Pynchon gräbt tief in der Geschichte des 20. Jahrhunderts, verknüpft Unmengen an Detailwissen mit einer großen Portion Phantasie und verpackt den Irrsinn in eine abstruse Pulp-Erzählung.
Ein neuer Roman von Thomas Pynchon ist so gesehen immer auch eine Sensation. Wie verwirrend oder (un)lesbar ist das neue Buch diesmal? 1990 verkündete Salman Rushdie, Pynchons »Vineland« über desillusionierte Alt-Hippies in der Reagan-Ära, das kürzlich lose als »One Battle After Another« verfilmt wurde, sei sein bisher zugänglichster Roman. 1963 war sein Debüt »V.« erschienen, 1973 dann »Gravity’s Rainbow«, Pynchons opus magnum, dem der Pulitzer-Preis mit der Begründung verwehrt wurde, es sei unlesbar, schwülstig, überladen und teilweise obszön. Sein 2006 erschienener und knapp 1.600 Seiten langer Roman »Against the Day« wurde im Feuilleton als literarisches Schwergewicht und monströs bezeichnet. 2010 war wiederum von einem »Pynchon light« die Rede, als sein Kriminalroman »Inherent Vice« über einen dauerbekifften Hippie-Detektiv im Kalifornien der Siebziger erschien.
Und wie verhält es sich nun mit »Shadow Ticket« (deutscher Titel: »Schattennummer«), dem neuen und wohl letzten Roman des mittlerweile 88 Jahre alten Literaturphantoms Pynchon, der keine Interviews gibt und von dem es seit 70 Jahren keine Porträtaufnahme an die Öffentlichkeit geschafft hat? Es erweckt auf den ersten Blick den Eindruck eines launigen Quatschwerks, das gefälliger als so manch andere seiner Bücher daherkommt, aber alle Zutaten eines typischen Pynchon enthält. Der Autor gräbt hier wieder tief in der Geschichte des 20. Jahrhunderts, verknüpft Unmengen an Detailwissen mit einer großen Portion Phantasie und verpackt den Irrsinn, von dem er erzählt, in eine abstruse Pulp-Erzählung. Hinzu kommen die dämlichen Namen seiner Figuren (Boynt Crosstown, Glow Tripforth del Vasto oder Angie ›Vumvum‹ Voltaggio) und Retrotechnologien wie ein Tragschrauber oder ein »transozeanisches Radio-Fax«.

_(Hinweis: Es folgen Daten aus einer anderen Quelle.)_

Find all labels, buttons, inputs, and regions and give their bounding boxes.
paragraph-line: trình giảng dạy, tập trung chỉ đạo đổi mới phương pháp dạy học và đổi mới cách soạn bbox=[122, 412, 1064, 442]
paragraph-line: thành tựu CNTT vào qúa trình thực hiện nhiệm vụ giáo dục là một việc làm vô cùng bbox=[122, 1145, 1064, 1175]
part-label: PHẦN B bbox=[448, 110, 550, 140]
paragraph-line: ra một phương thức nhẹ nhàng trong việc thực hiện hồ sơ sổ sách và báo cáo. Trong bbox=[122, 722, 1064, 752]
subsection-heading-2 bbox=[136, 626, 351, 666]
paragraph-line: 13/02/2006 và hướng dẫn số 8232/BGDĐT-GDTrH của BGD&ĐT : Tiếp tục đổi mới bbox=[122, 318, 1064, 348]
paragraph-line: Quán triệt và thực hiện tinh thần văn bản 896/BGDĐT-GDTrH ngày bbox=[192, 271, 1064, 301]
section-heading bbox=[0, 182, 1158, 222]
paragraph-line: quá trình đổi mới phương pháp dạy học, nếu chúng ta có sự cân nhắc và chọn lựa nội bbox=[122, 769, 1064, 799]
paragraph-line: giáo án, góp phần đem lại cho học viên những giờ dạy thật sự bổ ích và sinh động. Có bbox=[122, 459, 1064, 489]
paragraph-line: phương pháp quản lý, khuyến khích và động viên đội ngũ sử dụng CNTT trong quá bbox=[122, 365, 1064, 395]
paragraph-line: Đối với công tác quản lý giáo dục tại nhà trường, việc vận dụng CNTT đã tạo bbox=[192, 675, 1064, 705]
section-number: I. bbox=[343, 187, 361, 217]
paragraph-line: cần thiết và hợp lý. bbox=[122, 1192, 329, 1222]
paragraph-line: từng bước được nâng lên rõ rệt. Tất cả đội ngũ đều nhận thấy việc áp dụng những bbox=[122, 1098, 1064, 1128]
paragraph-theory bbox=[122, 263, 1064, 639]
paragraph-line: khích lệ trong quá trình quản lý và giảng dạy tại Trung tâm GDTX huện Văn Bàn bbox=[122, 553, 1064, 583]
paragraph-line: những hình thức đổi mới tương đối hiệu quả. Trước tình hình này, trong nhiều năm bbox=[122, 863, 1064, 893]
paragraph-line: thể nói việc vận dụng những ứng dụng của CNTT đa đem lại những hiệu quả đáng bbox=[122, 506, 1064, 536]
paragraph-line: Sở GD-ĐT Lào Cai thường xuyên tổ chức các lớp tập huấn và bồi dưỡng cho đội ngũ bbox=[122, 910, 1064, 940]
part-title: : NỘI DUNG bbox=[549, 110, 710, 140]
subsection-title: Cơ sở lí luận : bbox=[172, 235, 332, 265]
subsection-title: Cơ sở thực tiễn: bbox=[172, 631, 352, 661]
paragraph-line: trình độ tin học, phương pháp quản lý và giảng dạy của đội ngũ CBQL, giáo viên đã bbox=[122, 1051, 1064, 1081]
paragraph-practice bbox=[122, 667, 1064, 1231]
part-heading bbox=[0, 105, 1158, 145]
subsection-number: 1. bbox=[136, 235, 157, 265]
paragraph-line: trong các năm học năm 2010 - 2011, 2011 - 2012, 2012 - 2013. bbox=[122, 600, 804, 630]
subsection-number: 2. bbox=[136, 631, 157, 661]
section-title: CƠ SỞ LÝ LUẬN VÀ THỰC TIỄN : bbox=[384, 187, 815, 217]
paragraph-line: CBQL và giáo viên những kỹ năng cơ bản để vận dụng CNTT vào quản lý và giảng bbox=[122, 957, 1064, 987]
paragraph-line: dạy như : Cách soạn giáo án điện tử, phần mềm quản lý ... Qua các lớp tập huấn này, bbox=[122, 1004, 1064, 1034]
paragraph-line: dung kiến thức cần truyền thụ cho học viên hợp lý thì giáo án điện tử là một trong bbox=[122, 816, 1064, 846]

Das Ergebnis wirkt wie ein absurder Traum, der zwar aus den Bruchstücken der Realität besteht, aber von der Unlogik des Phantasierten überlagert wird. Ein schwer zu entwirrendes Konstrukt aus unzähligen Figuren und Handlungssträngen, in dem entweder alles wie in einer großen Verschwörung zusammenhängt oder doch in seine Einzelteile zerfällt.

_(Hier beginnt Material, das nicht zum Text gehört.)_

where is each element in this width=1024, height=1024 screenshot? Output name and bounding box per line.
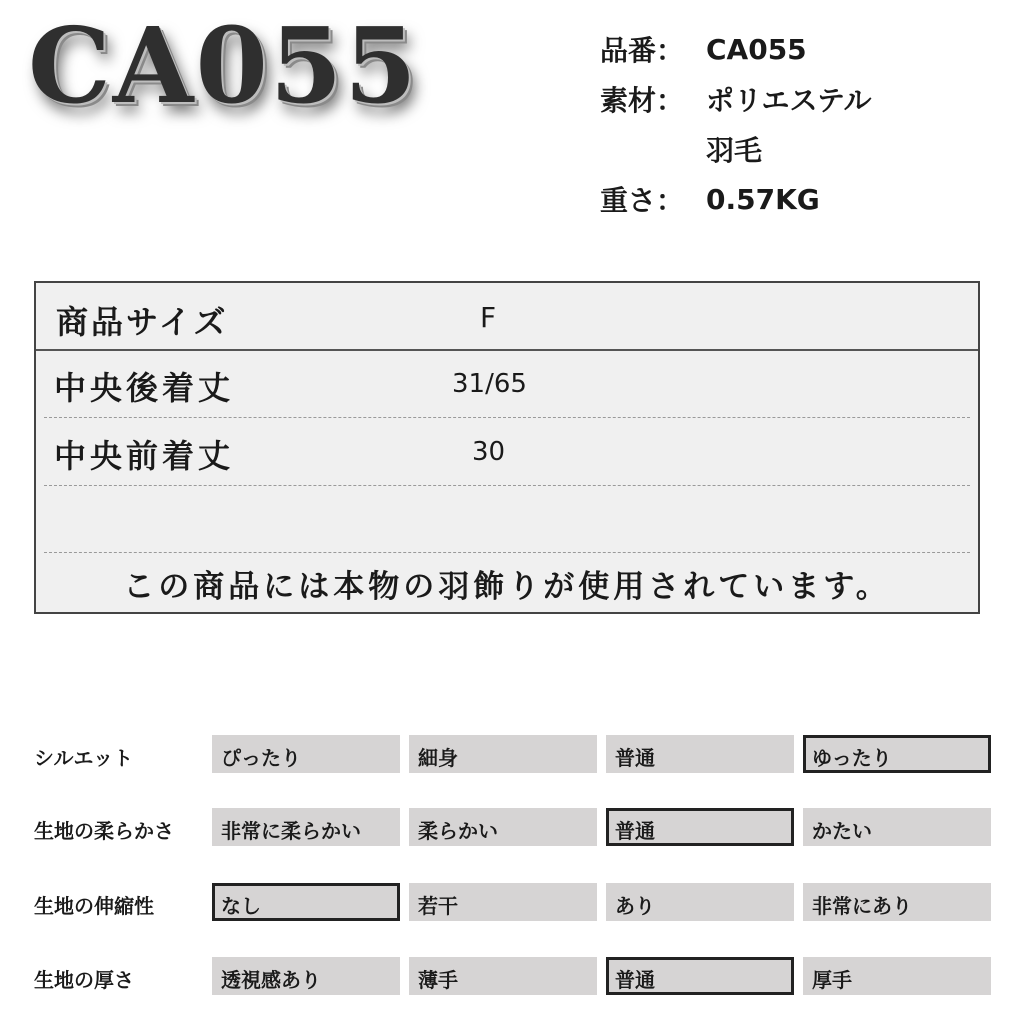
attribute-label: 生地の厚さ bbox=[34, 968, 134, 992]
attribute-row-thickness bbox=[0, 957, 1024, 997]
product-code-logo: CA055 bbox=[28, 4, 419, 127]
spec-value: ポリエステル bbox=[706, 84, 872, 117]
attribute-option: 非常にあり bbox=[803, 883, 991, 921]
measurement-row bbox=[36, 351, 978, 417]
attribute-label: シルエット bbox=[34, 746, 134, 770]
attribute-option-selected: なし bbox=[212, 883, 400, 921]
attribute-option: 普通 bbox=[606, 735, 794, 773]
attribute-option: 若干 bbox=[409, 883, 597, 921]
spec-label: 素材： bbox=[600, 84, 685, 117]
spec-value: 羽毛 bbox=[706, 134, 763, 167]
attribute-option: かたい bbox=[803, 808, 991, 846]
measurement-label: 中央後着丈 bbox=[54, 369, 235, 407]
spec-list bbox=[600, 24, 871, 224]
attribute-option-selected: ゆったり bbox=[803, 735, 991, 773]
measurement-value: 31/65 bbox=[452, 369, 527, 399]
attribute-option-selected: 普通 bbox=[606, 808, 794, 846]
spec-label: 品番： bbox=[600, 34, 685, 67]
measurement-label: 中央前着丈 bbox=[54, 437, 235, 475]
row-divider bbox=[44, 417, 970, 418]
attribute-option: 薄手 bbox=[409, 957, 597, 995]
attribute-row-softness bbox=[0, 808, 1024, 848]
attribute-option: あり bbox=[606, 883, 794, 921]
spec-label: 重さ： bbox=[600, 184, 685, 217]
spec-row-material-2 bbox=[600, 124, 871, 174]
attribute-option: 厚手 bbox=[803, 957, 991, 995]
size-table bbox=[34, 281, 980, 614]
spec-row-code bbox=[600, 24, 871, 74]
size-table-header bbox=[36, 283, 978, 351]
attribute-option: 透視感あり bbox=[212, 957, 400, 995]
attribute-option: 柔らかい bbox=[409, 808, 597, 846]
measurement-row bbox=[36, 419, 978, 485]
spec-row-weight bbox=[600, 174, 871, 224]
attribute-label: 生地の柔らかさ bbox=[34, 819, 174, 843]
feather-notice: この商品には本物の羽飾りが使用されています。 bbox=[123, 569, 891, 605]
attribute-option-selected: 普通 bbox=[606, 957, 794, 995]
attribute-row-stretch bbox=[0, 883, 1024, 923]
row-divider bbox=[44, 485, 970, 486]
spec-value: 0.57KG bbox=[706, 182, 820, 216]
attribute-label: 生地の伸縮性 bbox=[34, 894, 154, 918]
attribute-option: 非常に柔らかい bbox=[212, 808, 400, 846]
row-divider bbox=[44, 552, 970, 553]
attribute-option: 細身 bbox=[409, 735, 597, 773]
measurement-value: 30 bbox=[472, 437, 506, 467]
spec-value: CA055 bbox=[706, 32, 807, 66]
attribute-option: ぴったり bbox=[212, 735, 400, 773]
size-column-label: F bbox=[480, 301, 497, 334]
size-table-title: 商品サイズ bbox=[56, 303, 229, 341]
attribute-row-silhouette bbox=[0, 735, 1024, 775]
spec-row-material bbox=[600, 74, 871, 124]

Swing-Version des Horst-Wessel-Lieds
Ausgangspunkt dieses freidrehenden Detektivromans ist eine skurrile Version Milwaukees im Jahr 1932. Al Capone sitzt in Atlanta im Knast, die Prohibition steht kurz vor der Aufhebung und auch in Milwaukee, der größten Stadt Wisconsins, in der es migrationsbedingt mehr Deutsche gibt, »als man mit einer Knackwurst locken kann«, hält der Faschismus Einzug. In den verzweigten Niederungen einer Bowling-Halle mit dem Namen »New Nuremberg Lanes« wird zur Swing-Version des Horst-Wessel-Lieds getanzt, Nazis mit Hakenkreuzarmbinde gehen in den karnevalesken Etablissements ein und aus und in der örtlichen Zeitung wird von diesem »intelligenten jungen deutschen Faschisten« geschwärmt.

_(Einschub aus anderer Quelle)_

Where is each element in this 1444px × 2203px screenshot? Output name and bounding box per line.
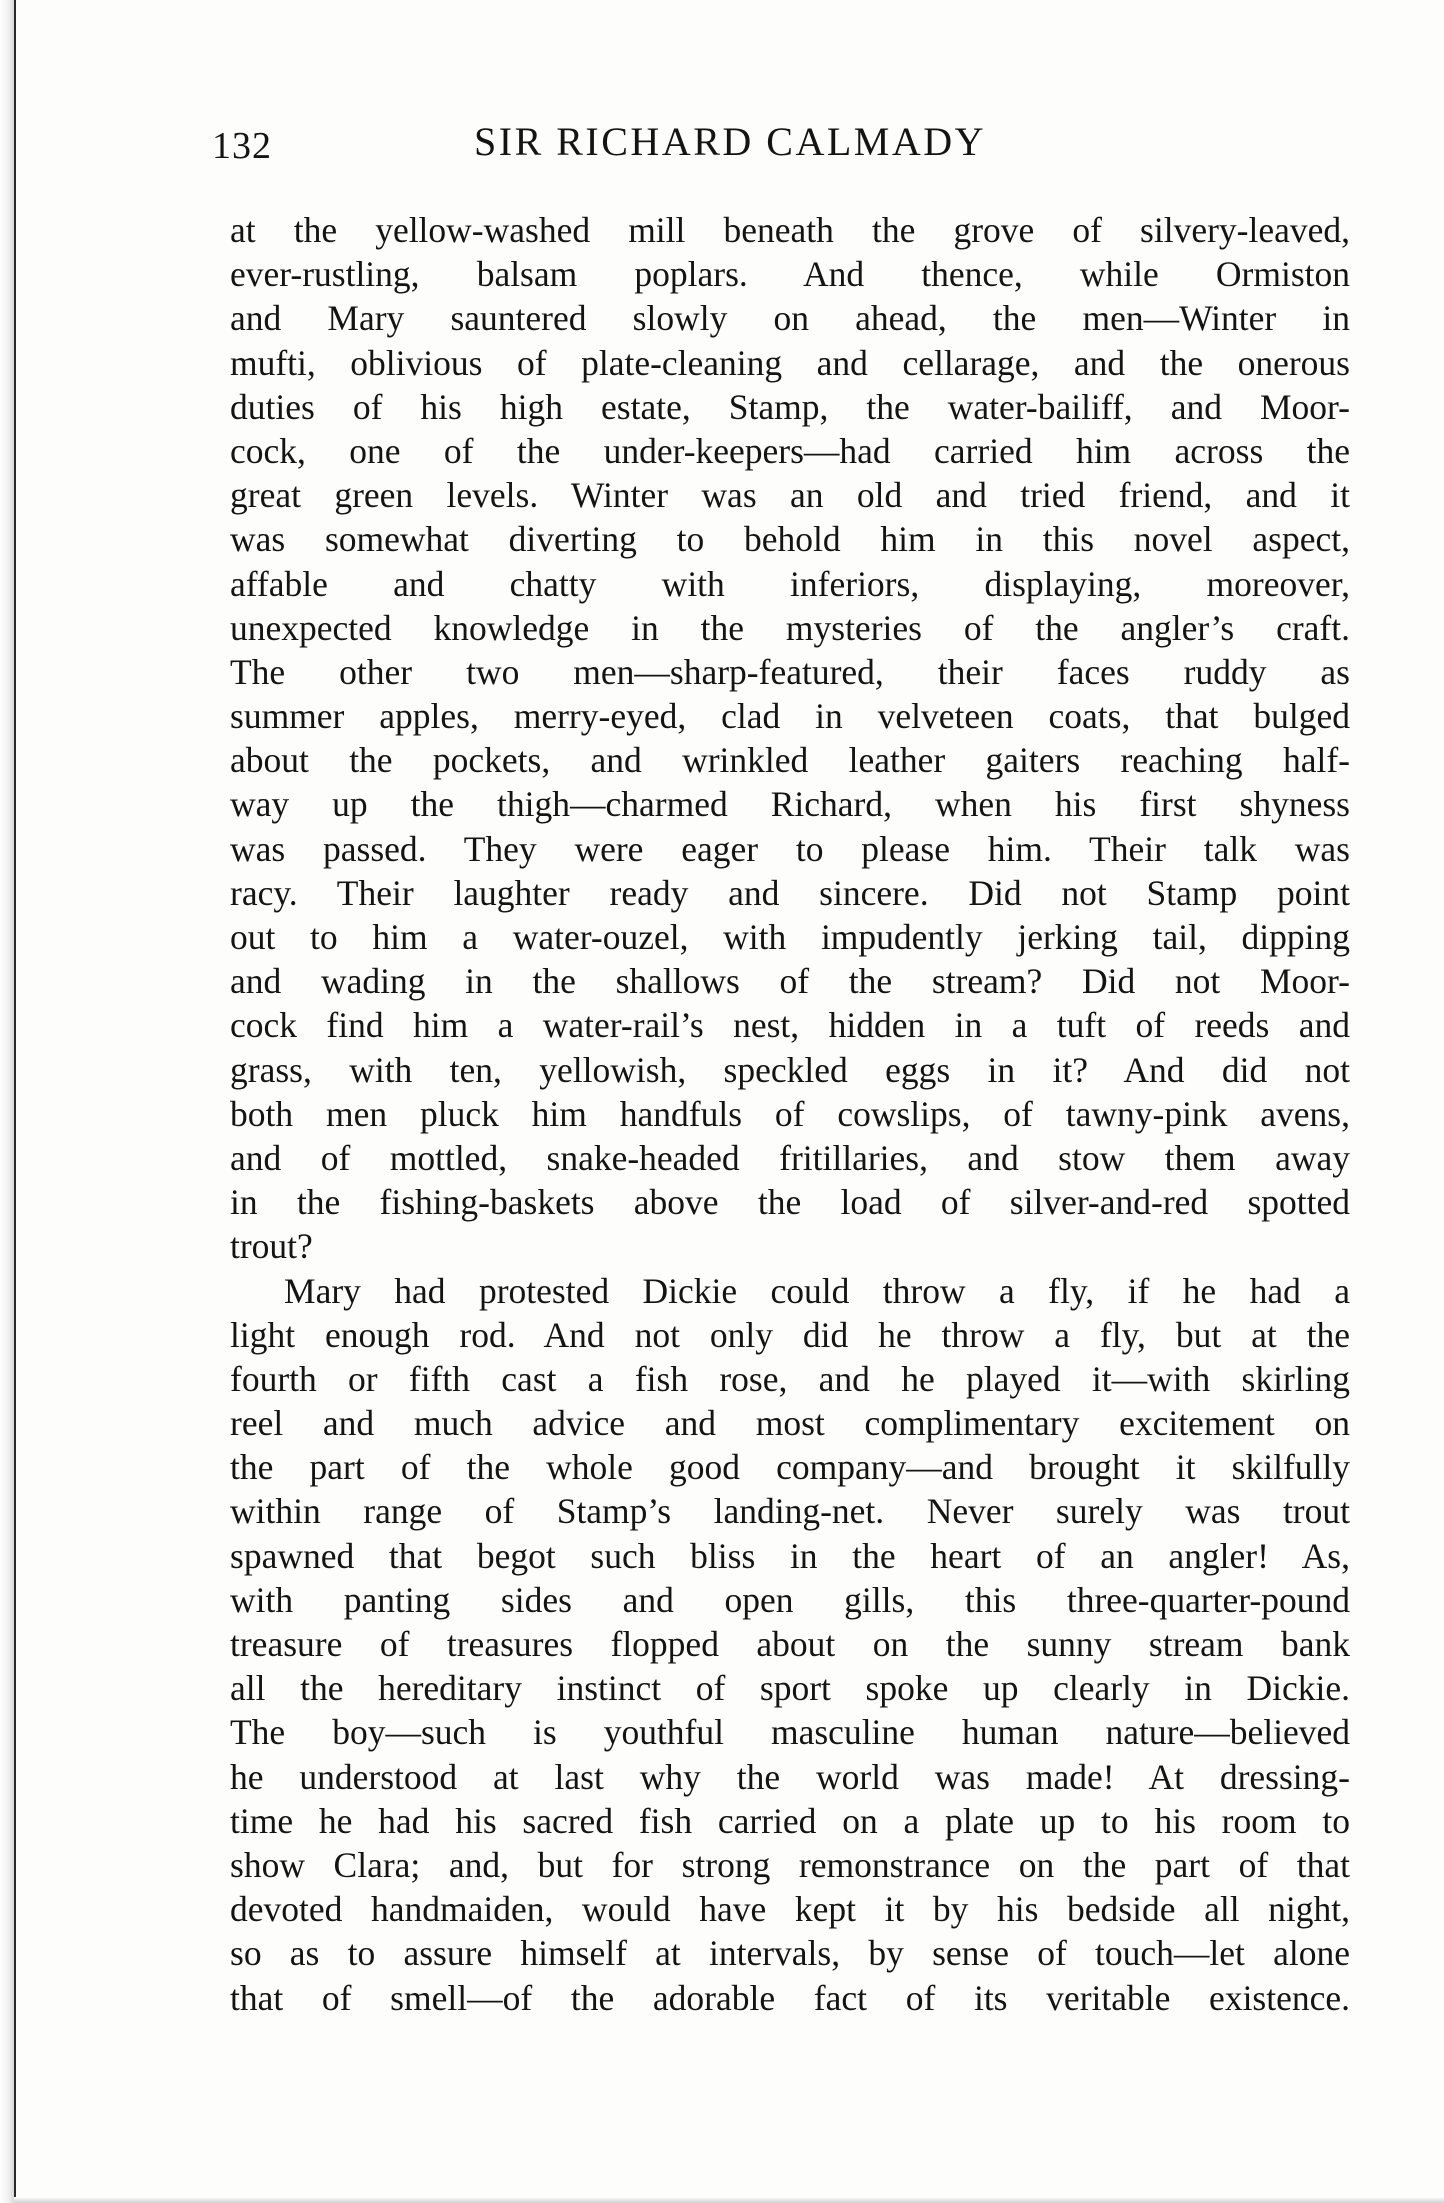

An den zwielichtigen Orten dieser Großstadt treibt sich Hicks McTaggart herum – ein hervorragender Swing-Tänzer, aber miserabler Privatdetektiv. Früher machte er sich als »Schläger des Kapitals« einen Namen und vermöbelte streikende Arbeiter. Heute verdient er sein Geld mit »Eheleuten auf Abwegen« und »biergetriebenen Intrigen«. Hicks arbeitet für Unamalgamated Ops, eine Detektivagentur, bei der als Einstellungskriterium gilt, Schafkopf spielen zu können. Er soll Daphne Airmont aufspüren. Sie ist die Tochter eines örtlichen Milchbarons und mit dem Klarinettisten der Swing-Band Klezmopolitans durchgebrannt.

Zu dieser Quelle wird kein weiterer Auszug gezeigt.